The plant has apparently been used in folk medicine, but this is not recommended with a plant which is so toxic. On ingestion, Fool's Parsley can cause excitement followed by depression leading on to skeletal muscle paralysis, vomiting, diarrhoea, dilation of pupils, and finally death by suffocation. It seems not to affect the heart.
POLYYNES
It is said (seemingly derived from just one source) that it contains the polyacetylene (aka polyyne) Aethusin which has 2 triple bonds. Polyynes are toxic, and this one is no exception.
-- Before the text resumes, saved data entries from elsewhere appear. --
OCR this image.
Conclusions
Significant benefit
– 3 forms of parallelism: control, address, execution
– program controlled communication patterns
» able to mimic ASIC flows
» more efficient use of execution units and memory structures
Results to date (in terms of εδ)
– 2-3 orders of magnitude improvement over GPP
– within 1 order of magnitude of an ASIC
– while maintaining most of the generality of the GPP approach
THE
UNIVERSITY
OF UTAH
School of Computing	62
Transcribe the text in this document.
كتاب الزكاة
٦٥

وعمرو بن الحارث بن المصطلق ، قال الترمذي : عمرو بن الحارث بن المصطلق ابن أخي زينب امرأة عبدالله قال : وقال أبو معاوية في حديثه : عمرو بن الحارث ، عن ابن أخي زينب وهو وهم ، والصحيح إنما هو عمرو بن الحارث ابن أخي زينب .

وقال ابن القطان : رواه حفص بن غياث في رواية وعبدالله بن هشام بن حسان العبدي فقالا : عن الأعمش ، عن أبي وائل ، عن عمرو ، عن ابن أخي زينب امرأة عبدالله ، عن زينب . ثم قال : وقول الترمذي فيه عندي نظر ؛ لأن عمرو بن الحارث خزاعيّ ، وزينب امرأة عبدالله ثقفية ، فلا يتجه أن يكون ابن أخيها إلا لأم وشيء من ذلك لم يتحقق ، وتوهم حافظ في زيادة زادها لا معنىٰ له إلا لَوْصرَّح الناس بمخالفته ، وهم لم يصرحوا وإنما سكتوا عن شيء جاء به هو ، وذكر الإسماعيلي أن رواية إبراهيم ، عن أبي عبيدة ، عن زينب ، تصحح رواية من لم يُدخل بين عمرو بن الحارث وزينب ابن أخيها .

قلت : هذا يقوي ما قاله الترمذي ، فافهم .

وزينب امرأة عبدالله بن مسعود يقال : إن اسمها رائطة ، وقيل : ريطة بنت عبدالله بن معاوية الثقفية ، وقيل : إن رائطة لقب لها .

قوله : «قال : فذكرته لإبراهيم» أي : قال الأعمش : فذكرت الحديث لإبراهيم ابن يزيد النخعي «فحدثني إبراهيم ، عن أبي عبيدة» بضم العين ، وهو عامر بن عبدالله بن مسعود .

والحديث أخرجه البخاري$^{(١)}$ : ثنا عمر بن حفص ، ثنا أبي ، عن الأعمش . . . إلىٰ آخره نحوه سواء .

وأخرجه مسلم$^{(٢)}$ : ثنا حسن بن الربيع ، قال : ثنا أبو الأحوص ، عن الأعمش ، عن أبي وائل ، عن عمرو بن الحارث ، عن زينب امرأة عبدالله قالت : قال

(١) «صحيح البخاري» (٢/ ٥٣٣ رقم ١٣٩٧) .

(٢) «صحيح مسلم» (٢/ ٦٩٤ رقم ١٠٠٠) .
The same source implies (by proximity of the drawings) that it also contains the polyyne called Panacaxacol , which is a longer molecule with several extra side-groups attached but still with only 2 triple bonds. Fool's Parsley is said to be not as toxic as Hemlock is, but it is only just below it in toxicity. It is also claimed to contain the same toxic alkaloid which Hemlock does, namely the highly toxic Coniine (which is not a polyyne but rather an alkaloid [containing a heterocyclic nitrogen atom]). However, another source says that it contains Coniine-like alkaloids, rather than Coniine itself. Most of the literature on the supposed constituents of this plant are based upon a 1905 paper by Tutin when chemical analysis was in its infancy and apt to make many errors and omissions ! [A modern chemical analysis of Fool's Parsley is hidden by a pay-wall]!
Other toxic constituents of Fool's Parsley claimed by seemingly the same single source are Cynopine , Aethetsin /Ethetsin , Aethusanol A /Ethusanol A, Aethusanol B /Ethusanol B (none of which can your Author can find any chemical structural formulae for - but they might have synonyms which are findable, if only your Author could find any synonyms for them).
All in all the constituents of Fool's Parsley are calling out for a more recent evaluation of the secondary metabolites, preferably from specimens which have been verified by a botanist, since Umbellifers are so notoriously self-similar when you have not 'got your eye in'.